Pronte le 22 Honda NSF250R per la Shell Advance Asia Talent Cup 2014

La Shell Advance Asia Talent Cup è un format nuovo di zecca che partirà in concomitanza con il Campionato del Mondo MotoGP dal 2014. Il nuovo trofeo internazionale ha l'obbiettivo di scovare giovani talenti asiatici sotto lo sguardo attento di Alberto Puig, ex manager di Dani Pedrosa, oggi Director della Shell Advance Asia Talent Cup. Lo staff tecnico della Shell Advance Asia Talent Cup sta ultimando i preparative per mettere a punto le 22 moto Honda NSF250R che parteciperanno al primo test ufficiale della serie in questione e che si terrà a Motorland Aragon dal 17 al 20 febbraio.

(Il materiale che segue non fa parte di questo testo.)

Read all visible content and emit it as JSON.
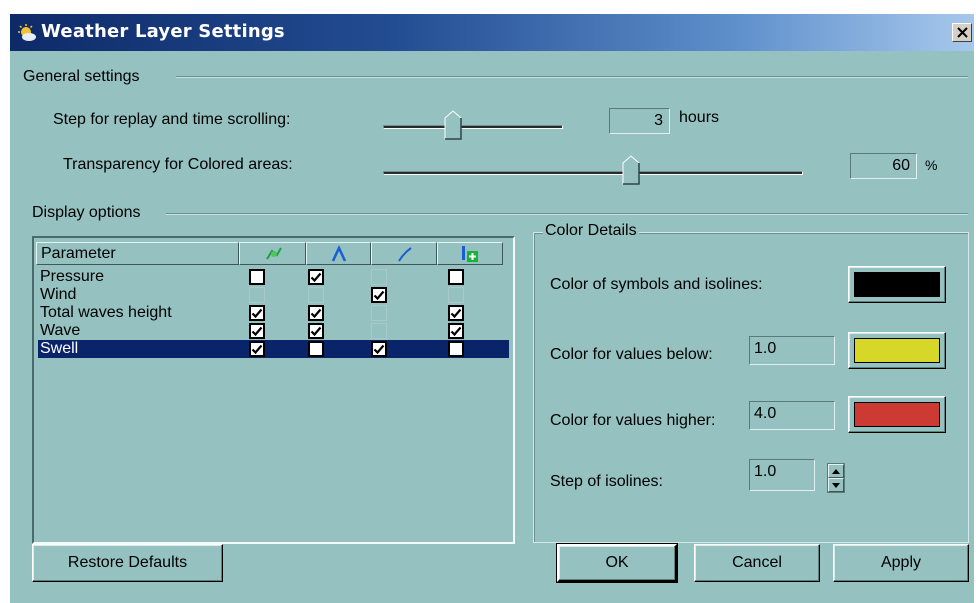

La stagione inaugurale della Shell Advance Asia Talent Cup si svolgerà lungo un itinerario di 8 tappe nei paesi del Qatar, Indonesia, Cina, Malesia e Giappone. Il responsabile tecnico della Shell Advance Asia Talent Cup è Alex Batlle che porta con sè molta l’esperienza derivata da campionati simili e la capacità di lavorare con talenti emergenti. Dopo il primo test effettuato nell'autunno scorso se ne svolgerà un secondo sul tracciato di Aragon Motorland. Queste le parole del Direttore Alberto Puig:

"Siamo in piena attività. Abbiamo ricevuto le moto alla fine dello scorso anno e ora stiamo assemblando nuovi componenti. E' importante che tutta la preparazione si svolga in maniera corretta prima del test di Aragon, poichè dopo avremo solo il tempo sufficiente per riparare e revisionare le unità prima dell’inizio della stagione il 23 marzo in Qatar. Ci sono diversi obiettivi. Da un punto di vista tecnico, vogliamo confermare che tutto funzioni regolarmente. Riguardo ai piloti, avranno a disposizione quattro giorni al Motorland. Per molti di loro sarà la prima volta su una moto da corsa, alcuni provengono direttamente da scooter, moto stradali e così via. Avranno bisogno di capire la moto, di sentirne il feeling, di imparare il comportamento delle slick e così via."

Concludiamo con il commento di Alex Batlle, responsabile tecnico:

"In una Coppa come questa si cercano talenti, senza differenze meccaniche. Dobbiamo quindi garantire che le moto siano identiche in termini di prestazioni del motore. Il resto - il telaio e il setup delle sospensioni - verrà regolato in base alle esigenze di ciascun pilota. L'obiettivo finale è che sia soltanto il pilota far la differenza."